This is the Dutch variant of pain d'epice. The name means 'tough- tough', which it is, but it is also very good, in a dark, spicy way. Dutch bakers have retained the tradition of ripening their dough, sometimes for many months. I have adapted this from Gaitri Pagrach-Chandra's Windmills in My Oven (Totnes: Prospect Books, 2002), a lovely book, simplifying the technique.
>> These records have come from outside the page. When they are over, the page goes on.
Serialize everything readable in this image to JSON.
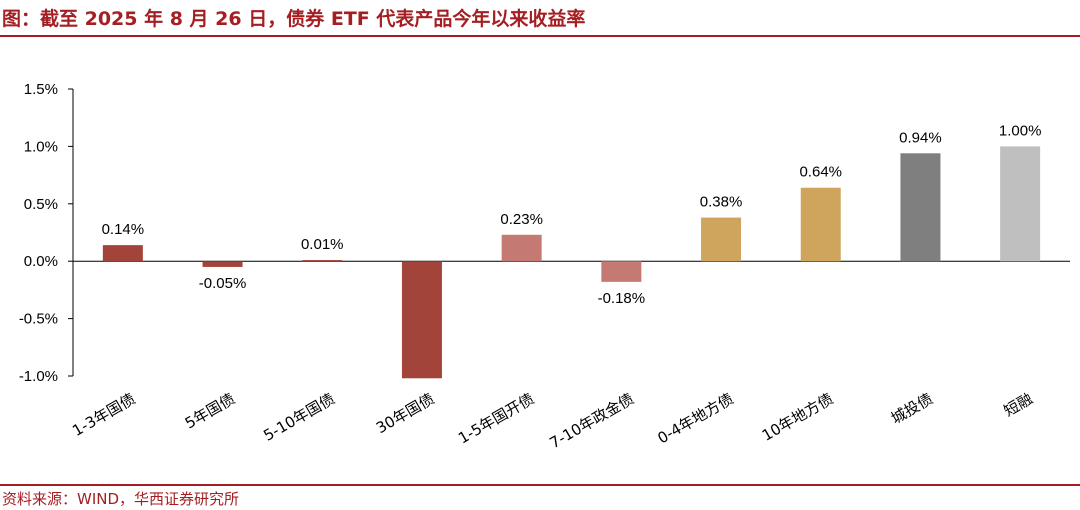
{
  "title": "图：截至 2025 年 8 月 26 日，债券 ETF 代表产品今年以来收益率",
  "source": "资料来源：WIND，华西证券研究所",
  "colors": {
    "brand": "#a41e22",
    "dark_red": "#a2443a",
    "light_red": "#c47a72",
    "gold": "#cfa55e",
    "dark_gray": "#7f7f7f",
    "light_gray": "#bfbfbf"
  },
  "chart_data": {
    "type": "bar",
    "title": "",
    "xlabel": "",
    "ylabel": "",
    "ylim": [
      -1.0,
      1.5
    ],
    "yticks": [
      1.5,
      1.0,
      0.5,
      0.0,
      -0.5,
      -1.0
    ],
    "ytick_labels": [
      "1.5%",
      "1.0%",
      "0.5%",
      "0.0%",
      "-0.5%",
      "-1.0%"
    ],
    "grid": false,
    "legend": "none",
    "unit": "%",
    "categories": [
      "1-3年国债",
      "5年国债",
      "5-10年国债",
      "30年国债",
      "1-5年国开债",
      "7-10年政金债",
      "0-4年地方债",
      "10年地方债",
      "城投债",
      "短融"
    ],
    "values": [
      0.14,
      -0.05,
      0.01,
      -1.02,
      0.23,
      -0.18,
      0.38,
      0.64,
      0.94,
      1.0
    ],
    "data_labels": [
      "0.14%",
      "-0.05%",
      "0.01%",
      "",
      "0.23%",
      "-0.18%",
      "0.38%",
      "0.64%",
      "0.94%",
      "1.00%"
    ],
    "bar_colors": [
      "#a2443a",
      "#a2443a",
      "#a2443a",
      "#a2443a",
      "#c47a72",
      "#c47a72",
      "#cfa55e",
      "#cfa55e",
      "#7f7f7f",
      "#bfbfbf"
    ]
  }
}
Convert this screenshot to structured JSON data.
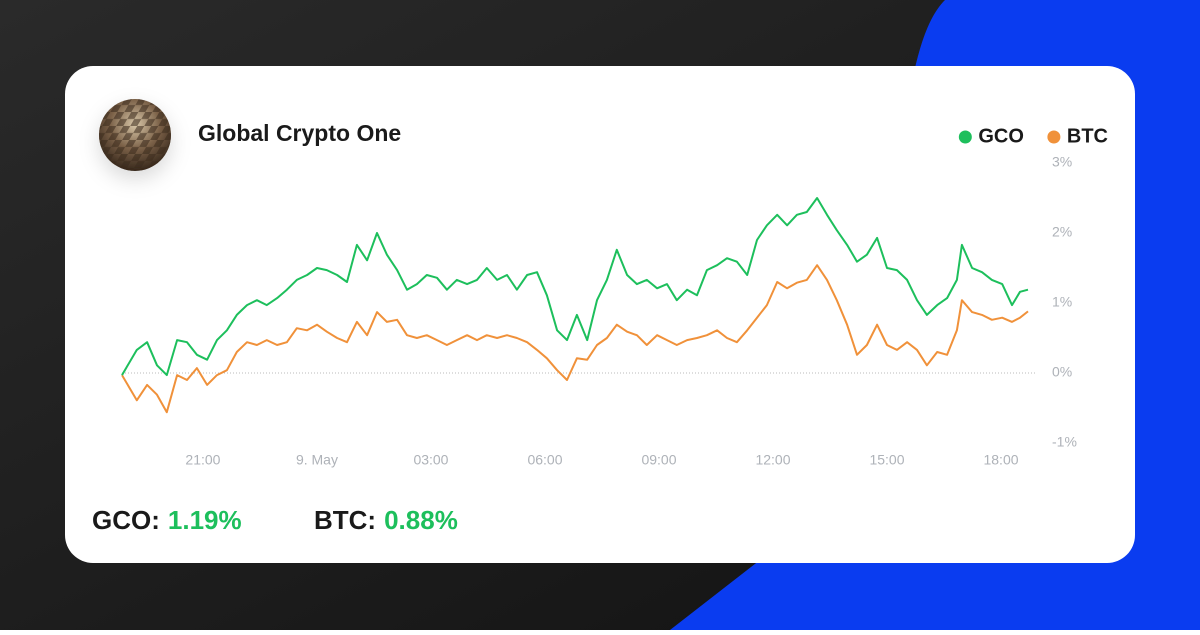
{
  "chart_data": {
    "type": "line",
    "title": "Global Crypto One",
    "x": [
      -5.13,
      -4.74,
      -4.47,
      -4.21,
      -3.95,
      -3.68,
      -3.42,
      -3.16,
      -2.89,
      -2.63,
      -2.37,
      -2.11,
      -1.84,
      -1.58,
      -1.32,
      -1.05,
      -0.79,
      -0.53,
      -0.26,
      0,
      0.26,
      0.53,
      0.79,
      1.05,
      1.32,
      1.58,
      1.84,
      2.11,
      2.37,
      2.63,
      2.89,
      3.16,
      3.42,
      3.68,
      3.95,
      4.21,
      4.47,
      4.74,
      5.0,
      5.26,
      5.53,
      5.79,
      6.05,
      6.32,
      6.58,
      6.84,
      7.11,
      7.37,
      7.63,
      7.89,
      8.16,
      8.42,
      8.68,
      8.95,
      9.21,
      9.47,
      9.74,
      10.0,
      10.26,
      10.53,
      10.79,
      11.05,
      11.32,
      11.58,
      11.84,
      12.11,
      12.37,
      12.63,
      12.89,
      13.16,
      13.42,
      13.68,
      13.95,
      14.21,
      14.47,
      14.74,
      15.0,
      15.26,
      15.53,
      15.79,
      16.05,
      16.32,
      16.58,
      16.84,
      16.97,
      17.24,
      17.5,
      17.76,
      18.03,
      18.29,
      18.5,
      18.71
    ],
    "series": [
      {
        "name": "GCO",
        "color": "#1dbf5c",
        "values": [
          -0.03,
          0.33,
          0.44,
          0.11,
          -0.03,
          0.47,
          0.44,
          0.26,
          0.19,
          0.47,
          0.61,
          0.83,
          0.97,
          1.04,
          0.97,
          1.07,
          1.19,
          1.33,
          1.4,
          1.5,
          1.47,
          1.4,
          1.3,
          1.83,
          1.61,
          2.0,
          1.69,
          1.47,
          1.19,
          1.27,
          1.4,
          1.36,
          1.19,
          1.33,
          1.27,
          1.33,
          1.5,
          1.33,
          1.4,
          1.19,
          1.4,
          1.44,
          1.11,
          0.61,
          0.47,
          0.83,
          0.47,
          1.04,
          1.33,
          1.76,
          1.4,
          1.27,
          1.33,
          1.21,
          1.27,
          1.04,
          1.19,
          1.11,
          1.47,
          1.54,
          1.64,
          1.59,
          1.4,
          1.9,
          2.11,
          2.26,
          2.11,
          2.26,
          2.3,
          2.5,
          2.26,
          2.04,
          1.83,
          1.59,
          1.69,
          1.93,
          1.5,
          1.47,
          1.33,
          1.04,
          0.83,
          0.97,
          1.07,
          1.33,
          1.83,
          1.5,
          1.44,
          1.33,
          1.27,
          0.97,
          1.16,
          1.19
        ]
      },
      {
        "name": "BTC",
        "color": "#f0913a",
        "values": [
          -0.03,
          -0.39,
          -0.17,
          -0.31,
          -0.56,
          -0.03,
          -0.1,
          0.07,
          -0.17,
          -0.03,
          0.04,
          0.3,
          0.44,
          0.4,
          0.47,
          0.4,
          0.44,
          0.64,
          0.61,
          0.69,
          0.59,
          0.5,
          0.44,
          0.73,
          0.54,
          0.87,
          0.73,
          0.76,
          0.54,
          0.5,
          0.54,
          0.47,
          0.4,
          0.47,
          0.54,
          0.47,
          0.54,
          0.5,
          0.54,
          0.5,
          0.44,
          0.33,
          0.21,
          0.04,
          -0.1,
          0.21,
          0.19,
          0.4,
          0.5,
          0.69,
          0.59,
          0.54,
          0.4,
          0.54,
          0.47,
          0.4,
          0.47,
          0.5,
          0.54,
          0.61,
          0.5,
          0.44,
          0.61,
          0.79,
          0.97,
          1.3,
          1.21,
          1.29,
          1.33,
          1.54,
          1.33,
          1.04,
          0.69,
          0.26,
          0.4,
          0.69,
          0.4,
          0.33,
          0.44,
          0.33,
          0.11,
          0.3,
          0.26,
          0.61,
          1.04,
          0.87,
          0.83,
          0.76,
          0.79,
          0.73,
          0.79,
          0.88
        ]
      }
    ],
    "xlim": [
      -5.13,
      18.71
    ],
    "xticks": [
      {
        "value": -3,
        "label": "21:00"
      },
      {
        "value": 0,
        "label": "9. May"
      },
      {
        "value": 3,
        "label": "03:00"
      },
      {
        "value": 6,
        "label": "06:00"
      },
      {
        "value": 9,
        "label": "09:00"
      },
      {
        "value": 12,
        "label": "12:00"
      },
      {
        "value": 15,
        "label": "15:00"
      },
      {
        "value": 18,
        "label": "18:00"
      }
    ],
    "ylim": [
      -1,
      3
    ],
    "yticks": [
      {
        "value": -1,
        "label": "-1%"
      },
      {
        "value": 0,
        "label": "0%"
      },
      {
        "value": 1,
        "label": "1%"
      },
      {
        "value": 2,
        "label": "2%"
      },
      {
        "value": 3,
        "label": "3%"
      }
    ],
    "grid": false,
    "legend": "top-right",
    "summary": [
      {
        "label": "GCO:",
        "value": "1.19%"
      },
      {
        "label": "BTC:",
        "value": "0.88%"
      }
    ]
  }
}
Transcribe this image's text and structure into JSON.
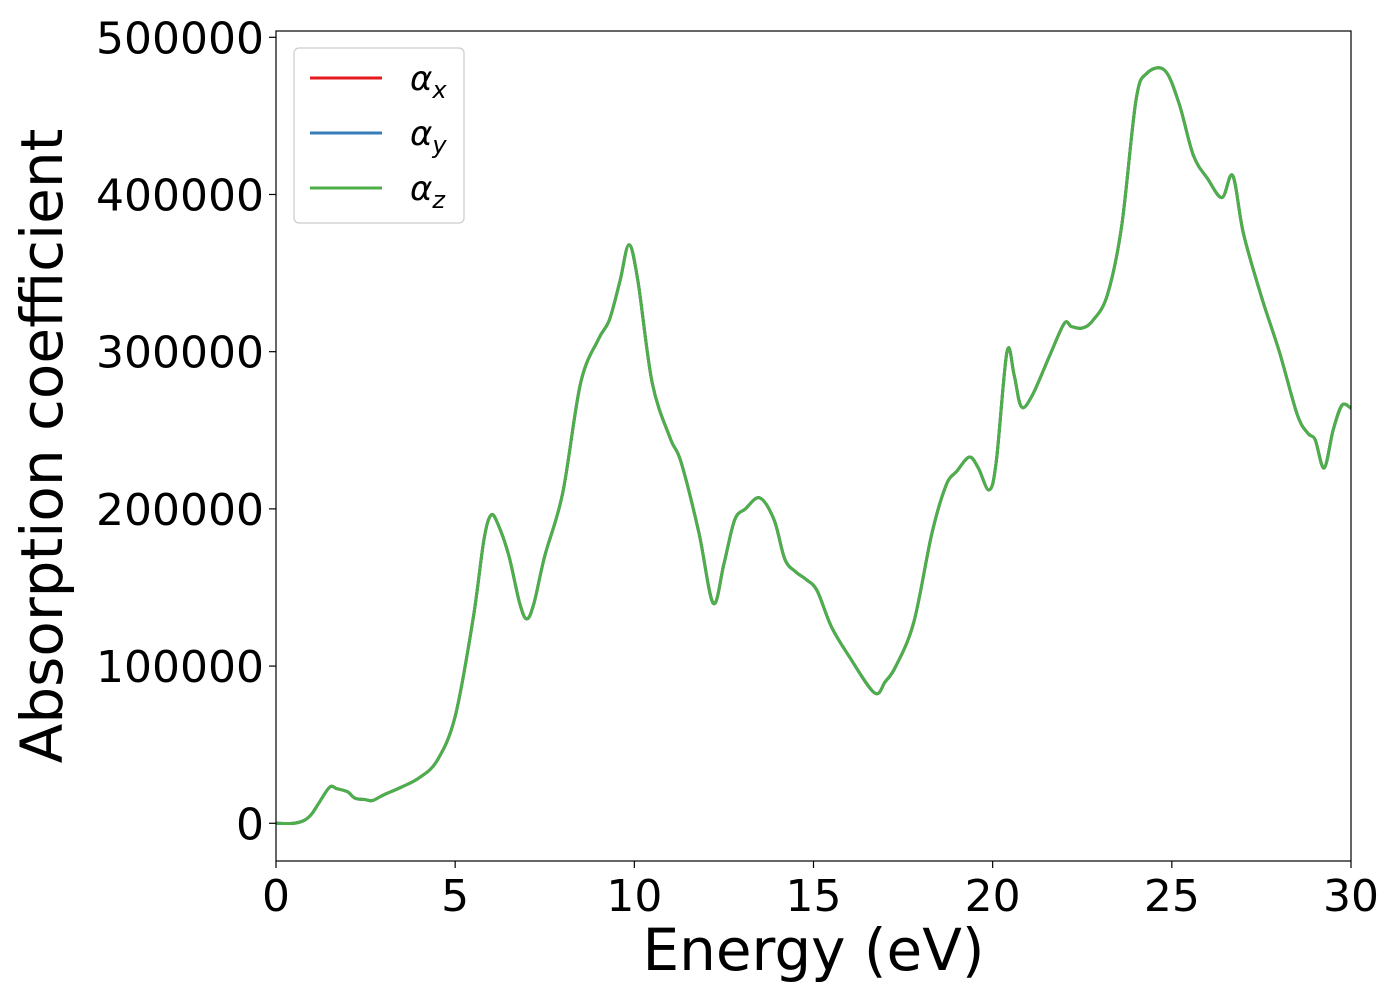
{
  "chart_data": {
    "type": "line",
    "title": "",
    "xlabel": "Energy (eV)",
    "ylabel": "Absorption coefficient",
    "xlim": [
      0,
      30
    ],
    "ylim": [
      -24000,
      504000
    ],
    "x_ticks": [
      0,
      5,
      10,
      15,
      20,
      25,
      30
    ],
    "x_tick_labels": [
      "0",
      "5",
      "10",
      "15",
      "20",
      "25",
      "30"
    ],
    "y_ticks": [
      0,
      100000,
      200000,
      300000,
      400000,
      500000
    ],
    "y_tick_labels": [
      "0",
      "100000",
      "200000",
      "300000",
      "400000",
      "500000"
    ],
    "grid": false,
    "legend_position": "top-left",
    "x": [
      0,
      0.5,
      0.8,
      1.0,
      1.2,
      1.5,
      1.7,
      2.0,
      2.2,
      2.5,
      2.7,
      3.0,
      3.5,
      4.0,
      4.5,
      5.0,
      5.5,
      5.8,
      6.0,
      6.2,
      6.5,
      6.8,
      7.0,
      7.2,
      7.5,
      8.0,
      8.5,
      9.0,
      9.3,
      9.6,
      9.85,
      10.1,
      10.5,
      11.0,
      11.3,
      11.8,
      12.2,
      12.5,
      12.8,
      13.1,
      13.5,
      13.9,
      14.2,
      14.5,
      14.8,
      15.1,
      15.5,
      16.0,
      16.7,
      17.0,
      17.3,
      17.8,
      18.3,
      18.7,
      19.0,
      19.35,
      19.6,
      19.9,
      20.1,
      20.4,
      20.6,
      20.8,
      21.1,
      21.6,
      22.0,
      22.2,
      22.5,
      22.8,
      23.2,
      23.6,
      24.0,
      24.3,
      24.8,
      25.2,
      25.6,
      26.0,
      26.4,
      26.7,
      27.0,
      27.5,
      28.0,
      28.5,
      28.8,
      29.0,
      29.25,
      29.5,
      29.75,
      30.0
    ],
    "series": [
      {
        "name": "α_x",
        "name_main": "α",
        "name_sub": "x",
        "color": "#e41a1c",
        "values": [
          0,
          0,
          2000,
          6000,
          13000,
          23000,
          22000,
          20000,
          16000,
          15000,
          14500,
          18000,
          23000,
          29000,
          40000,
          68000,
          130000,
          180000,
          196000,
          190000,
          170000,
          140000,
          130000,
          140000,
          170000,
          210000,
          280000,
          308000,
          320000,
          345000,
          368000,
          345000,
          280000,
          245000,
          230000,
          185000,
          140000,
          165000,
          193000,
          200000,
          207000,
          193000,
          168000,
          160000,
          155000,
          148000,
          125000,
          106000,
          83000,
          90000,
          100000,
          128000,
          184000,
          215000,
          224000,
          233000,
          226000,
          212000,
          230000,
          300000,
          285000,
          265000,
          272000,
          298000,
          318000,
          316000,
          315000,
          320000,
          336000,
          380000,
          460000,
          477000,
          479000,
          458000,
          425000,
          410000,
          398000,
          412000,
          375000,
          335000,
          300000,
          260000,
          248000,
          244000,
          226000,
          250000,
          266000,
          264000
        ]
      },
      {
        "name": "α_y",
        "name_main": "α",
        "name_sub": "y",
        "color": "#377eb8",
        "values": [
          0,
          0,
          2000,
          6000,
          13000,
          23000,
          22000,
          20000,
          16000,
          15000,
          14500,
          18000,
          23000,
          29000,
          40000,
          68000,
          130000,
          180000,
          196000,
          190000,
          170000,
          140000,
          130000,
          140000,
          170000,
          210000,
          280000,
          308000,
          320000,
          345000,
          368000,
          345000,
          280000,
          245000,
          230000,
          185000,
          140000,
          165000,
          193000,
          200000,
          207000,
          193000,
          168000,
          160000,
          155000,
          148000,
          125000,
          106000,
          83000,
          90000,
          100000,
          128000,
          184000,
          215000,
          224000,
          233000,
          226000,
          212000,
          230000,
          300000,
          285000,
          265000,
          272000,
          298000,
          318000,
          316000,
          315000,
          320000,
          336000,
          380000,
          460000,
          477000,
          479000,
          458000,
          425000,
          410000,
          398000,
          412000,
          375000,
          335000,
          300000,
          260000,
          248000,
          244000,
          226000,
          250000,
          266000,
          264000
        ]
      },
      {
        "name": "α_z",
        "name_main": "α",
        "name_sub": "z",
        "color": "#4daf4a",
        "values": [
          0,
          0,
          2000,
          6000,
          13000,
          23000,
          22000,
          20000,
          16000,
          15000,
          14500,
          18000,
          23000,
          29000,
          40000,
          68000,
          130000,
          180000,
          196000,
          190000,
          170000,
          140000,
          130000,
          140000,
          170000,
          210000,
          280000,
          308000,
          320000,
          345000,
          368000,
          345000,
          280000,
          245000,
          230000,
          185000,
          140000,
          165000,
          193000,
          200000,
          207000,
          193000,
          168000,
          160000,
          155000,
          148000,
          125000,
          106000,
          83000,
          90000,
          100000,
          128000,
          184000,
          215000,
          224000,
          233000,
          226000,
          212000,
          230000,
          300000,
          285000,
          265000,
          272000,
          298000,
          318000,
          316000,
          315000,
          320000,
          336000,
          380000,
          460000,
          477000,
          479000,
          458000,
          425000,
          410000,
          398000,
          412000,
          375000,
          335000,
          300000,
          260000,
          248000,
          244000,
          226000,
          250000,
          266000,
          264000
        ]
      }
    ]
  }
}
Properly, taai-taai should be made over several days, but I make it in a single afternoon, as follows.

250 g rye flour
250 g plain flour
250 g honey
250 g molasses
50 ml water
1 tsp each cinnamon and aniseed
½ tsp ginger
a little grated nutmeg
2 ¼ tsp. bicarbonate of soda
1 egg, beaten

Mix together the flours. Combine the honey, molasses and water in a saucepan and warm slightly until very fluid. Cool slightly, then mix with the flours, preferably in a mixer, beating well. Cover and leave for one hour. Then add the spices and bicarbonate of soda. Beat the mixture again. Preheat the oven to 220 °C (gas mark 7). Roll out the sticky brown dough into a rectangle, and cut it into about sixteen or more medium square shapes. Brush each one with beaten egg and bake on trays lined with baking parchment for about seven minutes, before cooling on a wire rack. The taai-taai will keep a long time in an airtight container.